Il nome autoctono valdostano è patois,
termine usato per descrivere una lingua considerata
non standard, derivato dal francese patoier
che significa maneggiare goffamente. In
Francia il termine viene usato per descrivere il
francese non parigino, i dialetti e le lingue
provenzali. Sarei portato a ritenere, invece, che il
patois valdostano sia la forma di parlata nativa
locale, un vero idioma, anche se non letterario, ma
semplicemente rurale cui i valligiani sono
fortemente legati. Chi di voi è stato in Val d’Aosta
ha avuto modo di notare che dappertutto esistono
scritte, locandine, manifesti con l’indicazione
Parlez patois.
-
Il ladino, presente
oggi nella Val Gardena, Val Badia, Val di Fassa,
Livinallongo e Ampezzo, Friuli e nel Cantone dei
Grigioni. Nell’anno 15 a.C. il condottiero romano
Druso conquistò la nostra regione alpina e dalla
fusione dell’antica cultura celtica (reta) con
quella dei romani nacque la lingua ladina. Oggi il
ladino è materia obbligatoria nelle scuole ladine ed
è riconosciuta dallo Stato italiano come lingua
minoritaria.
-
L’arbëreshe,
parlato dalla popolazione di lingua albanese
che attualmente vive in prevalenza nell’Italia
meridionale. Gli Albanesi, discendenti dagli Illiri,
sono un popolo sparso in tutto il mondo. In Italia
si sono insediati attraverso sette migrazioni. La
prima avutasi tra il 1416 e il 1446 e l’ultima tra
il 1774 e il 1825. Le comunità fondate o ripopolate
si trovano in Abruzzo, Basilicata, Calabria,
Campania, Emilia Romagna, Lombardia, Marche, Molise,
Puglia, Sicilia e Veneto. Ma le comunità che
conservano lingua e rito religioso sono radicate,
come detto, prevalentemente nel Meridione d’Italia
ed, in particolare, con una forte presenza nella
provincia di Cosenza e in parte in quella di
Taranto.
-
Il griko, parlato
dai Greci del Salento di cui mi piacerebbe in questa
sede poterne parlare più diffusamente. Innanzitutto
perché appartengo a questa terra, il Salento,
estremo lembo di Puglia che si protende tra il mare
Adriatico e lo Ionio, luogo di approdo e di
partenze, di rifugio e di lotte, in cui gli elementi
si toccano e si mescolano di sole, di venti e di
mare, in cui l’acqua, come la cultura, scorre in un
reticolo sotterraneo, invisibile agli occhi di chi
non la sa cercare ed ascoltare.
“Griko”
Attualmente i Greci del
Salento dicono: “ìmesta Griki” “siamo Greci” – “milùme
grika” “parliamo greco” – “pàme stin Grecìa” “andiamo in
Grecia”.
Controverse sono da parte di glottologi di fama mondiale
le ipotesi sulle origini dei Greci del Salento. Secondo
alcuni queste colonie greche dell’Italia meridionale
risalgono al medioevo e cioè alla dominazione bizantina,
secondo altri rappresentano, nel loro nucleo principale,
la continuazione delle colonie dell’antica Magna Graecia.

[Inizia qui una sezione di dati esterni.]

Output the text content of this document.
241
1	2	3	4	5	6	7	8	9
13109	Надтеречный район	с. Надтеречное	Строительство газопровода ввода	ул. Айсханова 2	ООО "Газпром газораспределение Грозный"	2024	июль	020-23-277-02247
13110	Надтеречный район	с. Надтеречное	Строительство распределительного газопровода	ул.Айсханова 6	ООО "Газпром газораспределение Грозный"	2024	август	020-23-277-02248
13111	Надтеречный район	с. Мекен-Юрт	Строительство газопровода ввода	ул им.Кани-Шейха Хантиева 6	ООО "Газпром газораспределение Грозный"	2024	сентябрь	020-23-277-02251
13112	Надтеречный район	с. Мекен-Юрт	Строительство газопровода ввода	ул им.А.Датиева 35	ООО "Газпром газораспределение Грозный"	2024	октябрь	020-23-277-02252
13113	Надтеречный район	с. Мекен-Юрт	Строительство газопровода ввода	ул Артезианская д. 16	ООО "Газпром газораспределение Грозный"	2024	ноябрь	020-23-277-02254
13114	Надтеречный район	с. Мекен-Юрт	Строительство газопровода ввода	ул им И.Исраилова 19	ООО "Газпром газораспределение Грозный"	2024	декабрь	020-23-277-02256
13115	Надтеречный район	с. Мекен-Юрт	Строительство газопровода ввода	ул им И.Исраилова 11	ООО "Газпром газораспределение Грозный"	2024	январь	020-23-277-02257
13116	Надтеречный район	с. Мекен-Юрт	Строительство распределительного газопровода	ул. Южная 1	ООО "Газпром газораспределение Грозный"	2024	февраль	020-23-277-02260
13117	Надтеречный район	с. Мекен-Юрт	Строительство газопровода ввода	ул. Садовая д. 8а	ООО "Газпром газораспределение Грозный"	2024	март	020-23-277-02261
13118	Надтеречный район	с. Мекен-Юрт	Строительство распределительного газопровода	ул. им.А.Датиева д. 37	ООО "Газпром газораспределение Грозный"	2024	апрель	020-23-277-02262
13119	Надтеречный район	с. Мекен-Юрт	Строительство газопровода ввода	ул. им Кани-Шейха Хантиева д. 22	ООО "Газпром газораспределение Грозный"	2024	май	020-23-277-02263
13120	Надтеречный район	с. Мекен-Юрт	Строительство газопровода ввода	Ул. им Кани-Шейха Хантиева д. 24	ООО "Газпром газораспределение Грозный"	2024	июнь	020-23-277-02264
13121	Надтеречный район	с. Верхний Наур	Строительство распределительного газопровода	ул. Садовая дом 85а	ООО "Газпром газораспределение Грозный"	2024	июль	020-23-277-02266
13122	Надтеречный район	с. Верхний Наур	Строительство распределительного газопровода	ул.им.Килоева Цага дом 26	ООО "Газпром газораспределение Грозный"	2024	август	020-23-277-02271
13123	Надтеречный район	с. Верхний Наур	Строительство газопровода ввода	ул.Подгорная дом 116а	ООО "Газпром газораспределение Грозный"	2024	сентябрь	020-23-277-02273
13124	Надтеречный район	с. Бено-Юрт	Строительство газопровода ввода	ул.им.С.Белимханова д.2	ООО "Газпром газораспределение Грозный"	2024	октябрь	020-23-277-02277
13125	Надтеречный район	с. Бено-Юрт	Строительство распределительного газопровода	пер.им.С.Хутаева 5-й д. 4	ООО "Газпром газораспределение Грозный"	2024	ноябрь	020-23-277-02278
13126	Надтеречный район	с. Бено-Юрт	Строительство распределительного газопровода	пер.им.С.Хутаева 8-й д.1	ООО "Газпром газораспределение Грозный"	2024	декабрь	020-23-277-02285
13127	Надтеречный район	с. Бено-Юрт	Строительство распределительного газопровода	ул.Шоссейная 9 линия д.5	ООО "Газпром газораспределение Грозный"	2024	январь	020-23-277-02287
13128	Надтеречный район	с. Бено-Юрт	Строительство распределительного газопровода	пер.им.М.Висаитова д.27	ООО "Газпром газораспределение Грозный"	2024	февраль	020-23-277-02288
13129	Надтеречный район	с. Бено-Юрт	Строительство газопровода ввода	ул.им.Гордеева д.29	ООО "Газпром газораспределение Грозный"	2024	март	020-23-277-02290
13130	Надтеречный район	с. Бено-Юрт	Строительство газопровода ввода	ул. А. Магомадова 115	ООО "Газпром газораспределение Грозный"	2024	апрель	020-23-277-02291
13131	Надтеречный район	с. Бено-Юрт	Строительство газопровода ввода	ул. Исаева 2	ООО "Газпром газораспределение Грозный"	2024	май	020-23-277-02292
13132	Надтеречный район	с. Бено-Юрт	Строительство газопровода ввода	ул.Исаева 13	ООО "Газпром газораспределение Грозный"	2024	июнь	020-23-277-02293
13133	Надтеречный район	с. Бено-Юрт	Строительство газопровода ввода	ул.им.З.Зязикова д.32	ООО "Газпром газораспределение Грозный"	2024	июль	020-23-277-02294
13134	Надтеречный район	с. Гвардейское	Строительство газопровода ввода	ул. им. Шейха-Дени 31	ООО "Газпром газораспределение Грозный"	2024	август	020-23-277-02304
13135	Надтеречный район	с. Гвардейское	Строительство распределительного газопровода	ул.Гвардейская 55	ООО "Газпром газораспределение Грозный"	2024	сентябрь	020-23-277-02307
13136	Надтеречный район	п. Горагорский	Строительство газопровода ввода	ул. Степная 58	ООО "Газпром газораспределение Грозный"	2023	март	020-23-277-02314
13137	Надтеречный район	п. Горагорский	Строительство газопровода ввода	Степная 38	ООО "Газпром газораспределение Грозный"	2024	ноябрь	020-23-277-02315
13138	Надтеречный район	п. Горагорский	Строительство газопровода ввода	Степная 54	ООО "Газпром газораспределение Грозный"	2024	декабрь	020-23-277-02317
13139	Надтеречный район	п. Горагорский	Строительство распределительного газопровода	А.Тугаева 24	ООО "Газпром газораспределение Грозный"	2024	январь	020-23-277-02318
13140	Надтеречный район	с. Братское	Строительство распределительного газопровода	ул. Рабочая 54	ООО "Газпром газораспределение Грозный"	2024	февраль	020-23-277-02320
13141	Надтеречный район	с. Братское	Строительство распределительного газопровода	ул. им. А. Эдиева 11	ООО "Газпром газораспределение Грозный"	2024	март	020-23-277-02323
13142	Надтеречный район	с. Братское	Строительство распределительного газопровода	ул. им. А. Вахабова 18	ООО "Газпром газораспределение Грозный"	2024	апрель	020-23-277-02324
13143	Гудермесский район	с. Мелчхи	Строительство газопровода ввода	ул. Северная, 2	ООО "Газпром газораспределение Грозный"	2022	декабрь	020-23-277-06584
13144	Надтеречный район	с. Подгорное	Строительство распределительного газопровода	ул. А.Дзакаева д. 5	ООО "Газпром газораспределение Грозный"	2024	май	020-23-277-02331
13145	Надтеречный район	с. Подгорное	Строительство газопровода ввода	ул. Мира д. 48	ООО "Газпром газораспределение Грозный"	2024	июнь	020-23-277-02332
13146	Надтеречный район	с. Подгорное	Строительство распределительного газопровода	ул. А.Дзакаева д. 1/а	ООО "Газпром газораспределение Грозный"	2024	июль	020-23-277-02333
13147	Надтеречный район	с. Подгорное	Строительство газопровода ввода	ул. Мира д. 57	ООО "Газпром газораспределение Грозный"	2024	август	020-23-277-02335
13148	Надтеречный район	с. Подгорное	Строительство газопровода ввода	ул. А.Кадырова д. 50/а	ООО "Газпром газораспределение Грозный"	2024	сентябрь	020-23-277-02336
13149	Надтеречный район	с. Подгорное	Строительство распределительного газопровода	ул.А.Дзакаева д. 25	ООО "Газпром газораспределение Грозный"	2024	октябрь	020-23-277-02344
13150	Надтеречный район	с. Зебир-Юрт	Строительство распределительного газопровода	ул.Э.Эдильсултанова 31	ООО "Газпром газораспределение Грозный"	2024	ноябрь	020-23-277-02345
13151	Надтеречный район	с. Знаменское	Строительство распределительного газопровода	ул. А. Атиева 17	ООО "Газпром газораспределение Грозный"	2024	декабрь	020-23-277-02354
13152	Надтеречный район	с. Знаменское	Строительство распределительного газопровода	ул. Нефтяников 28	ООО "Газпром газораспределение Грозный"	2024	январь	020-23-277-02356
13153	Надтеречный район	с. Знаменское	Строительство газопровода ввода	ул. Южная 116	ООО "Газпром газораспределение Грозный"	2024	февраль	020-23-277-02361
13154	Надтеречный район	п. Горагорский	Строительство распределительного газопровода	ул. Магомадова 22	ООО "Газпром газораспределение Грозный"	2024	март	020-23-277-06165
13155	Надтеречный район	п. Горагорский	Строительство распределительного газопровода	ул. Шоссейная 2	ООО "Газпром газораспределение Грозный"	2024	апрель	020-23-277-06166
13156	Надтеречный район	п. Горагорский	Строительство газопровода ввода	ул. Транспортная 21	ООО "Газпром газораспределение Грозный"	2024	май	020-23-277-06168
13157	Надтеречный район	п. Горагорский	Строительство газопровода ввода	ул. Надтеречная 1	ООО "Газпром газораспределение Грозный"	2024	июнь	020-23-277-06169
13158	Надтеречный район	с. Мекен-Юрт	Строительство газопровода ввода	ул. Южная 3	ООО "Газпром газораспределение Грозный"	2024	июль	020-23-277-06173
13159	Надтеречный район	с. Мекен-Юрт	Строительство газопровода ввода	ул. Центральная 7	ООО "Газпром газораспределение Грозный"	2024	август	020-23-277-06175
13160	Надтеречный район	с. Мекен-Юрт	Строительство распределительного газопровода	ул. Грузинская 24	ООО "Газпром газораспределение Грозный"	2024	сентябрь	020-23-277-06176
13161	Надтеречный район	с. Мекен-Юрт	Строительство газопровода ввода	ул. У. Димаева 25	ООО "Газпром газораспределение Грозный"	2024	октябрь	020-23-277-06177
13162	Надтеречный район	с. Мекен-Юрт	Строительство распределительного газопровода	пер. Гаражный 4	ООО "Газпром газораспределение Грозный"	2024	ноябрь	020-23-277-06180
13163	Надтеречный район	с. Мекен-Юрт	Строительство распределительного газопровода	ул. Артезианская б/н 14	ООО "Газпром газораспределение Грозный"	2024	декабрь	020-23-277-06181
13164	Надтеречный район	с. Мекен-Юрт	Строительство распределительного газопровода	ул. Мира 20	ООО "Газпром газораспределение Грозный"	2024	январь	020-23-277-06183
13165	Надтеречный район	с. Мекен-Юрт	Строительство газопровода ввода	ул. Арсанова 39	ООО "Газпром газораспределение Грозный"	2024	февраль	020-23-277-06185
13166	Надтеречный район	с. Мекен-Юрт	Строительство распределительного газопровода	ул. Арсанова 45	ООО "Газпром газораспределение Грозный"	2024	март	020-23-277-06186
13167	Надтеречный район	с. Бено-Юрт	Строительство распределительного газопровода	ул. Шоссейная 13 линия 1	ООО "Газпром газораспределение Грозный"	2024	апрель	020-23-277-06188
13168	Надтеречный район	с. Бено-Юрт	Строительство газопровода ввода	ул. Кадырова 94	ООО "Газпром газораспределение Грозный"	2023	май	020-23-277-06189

Secondo alcuni studiosi locali che parlano questa lingua
e che hanno studiato la sua evoluzione storica antica e
moderna, le due teorie potrebbero trovare una certa
sovrapposizione. Anche se nel greco del Salento e nel
greco della Grecia moderna coincidono perfettamente le
leggi fonetiche, la sintassi, le declinazioni, le
coniugazioni, i suffissi dei nomi, degli aggettivi, dei
verbi, degli avverbi, gli articoli e i pronomi.
Si può ammettere che un qualche nucleo di Greci della
Magna Grecia sia sopravvissuto attraverso i secoli, ma
non è pensabile che nell’antichità classica il greco si
parlasse oltre che a Taranto anche in tutto il Salento e
che tale lingua si sia parlata ininterrottamente fino ad
oggi senza subire le contaminazioni di carattere
storico-politiche succedutesi in oltre duemila anni.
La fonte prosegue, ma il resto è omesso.